As the United States faces its own opioid epidemic at home, a new report from the United Nations Office on Drugs and Crime (UNODC) shows that the production of opium-based drugs and cocaine are at an all-time high.
According to the 2018 World Drug Report, the use of pharmaceutically-produced opioids accounts for more than three-fourths of non-medical, prescription drug deaths worldwide. The synthetic opioid Fentanyl is a growing problem in North America, while Tramadol poses a greater threat in parts of Africa and Asia.

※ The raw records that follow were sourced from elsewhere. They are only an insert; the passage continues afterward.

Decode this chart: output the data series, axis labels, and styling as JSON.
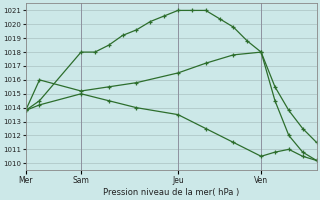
{
  "background_color": "#cce8e8",
  "grid_color": "#b0c8c8",
  "line_color": "#2d6e2d",
  "title": "Pression niveau de la mer( hPa )",
  "ylim": [
    1009.5,
    1021.5
  ],
  "yticks": [
    1010,
    1011,
    1012,
    1013,
    1014,
    1015,
    1016,
    1017,
    1018,
    1019,
    1020,
    1021
  ],
  "day_labels": [
    "Mer",
    "Sam",
    "Jeu",
    "Ven"
  ],
  "day_positions": [
    0,
    4,
    11,
    17
  ],
  "xlim": [
    0,
    21
  ],
  "line1_x": [
    0,
    1,
    4,
    5,
    6,
    7,
    8,
    9,
    10,
    11,
    12,
    13,
    14,
    15,
    16,
    17,
    18,
    19,
    20,
    21
  ],
  "line1_y": [
    1013.8,
    1014.5,
    1018.0,
    1018.0,
    1018.5,
    1019.2,
    1019.6,
    1020.2,
    1020.6,
    1021.0,
    1021.0,
    1021.0,
    1020.4,
    1019.8,
    1018.8,
    1018.0,
    1015.5,
    1013.8,
    1012.5,
    1011.5
  ],
  "line2_x": [
    0,
    1,
    4,
    6,
    8,
    11,
    13,
    15,
    17,
    18,
    19,
    20,
    21
  ],
  "line2_y": [
    1013.8,
    1016.0,
    1015.2,
    1015.5,
    1015.8,
    1016.5,
    1017.2,
    1017.8,
    1018.0,
    1014.5,
    1012.0,
    1010.8,
    1010.2
  ],
  "line3_x": [
    0,
    1,
    4,
    6,
    8,
    11,
    13,
    15,
    17,
    18,
    19,
    20,
    21
  ],
  "line3_y": [
    1013.8,
    1014.2,
    1015.0,
    1014.5,
    1014.0,
    1013.5,
    1012.5,
    1011.5,
    1010.5,
    1010.8,
    1011.0,
    1010.5,
    1010.2
  ]
}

“We are facing a potential supply-driven expansion of drug markets, with production of opium and manufacture of cocaine at the highest levels ever recorded,” wrote Yury Fedotov, executive director of the UNODC.
Opioids can be helpful painkillers when prescribed for those in need, but drug traffickers have begun to manufacture them illegally at more alarming rates. According to the UNODC, global opium production increased by 65% between 2016 and 2017 — the highest estimate recorded by the agency since it began monitoring drug production nearly 20 years ago.
The younger generation is most at risk for drug use, says the report, with 12- to 17-year-old teenagers at greatest risk. While men tend to abuse drugs more often than women, women begin using at a later stage.
“The international community needs to step up its responses to cope with these challenges,” Fedotov stated in his introduction to the report.
UN Secretary-General António Guterres addressed this global issue Tuesday in his message observing the International Day Against Drug Abuse and Illicit Trafficking.
“I urge countries to advance prevention, treatment, rehabilitation and reintegration services; ensure access to controlled medicines while preventing diversion and abuse; promote alternatives to illicit drug cultivation; and stop trafficking and organized crime,” said Guterres.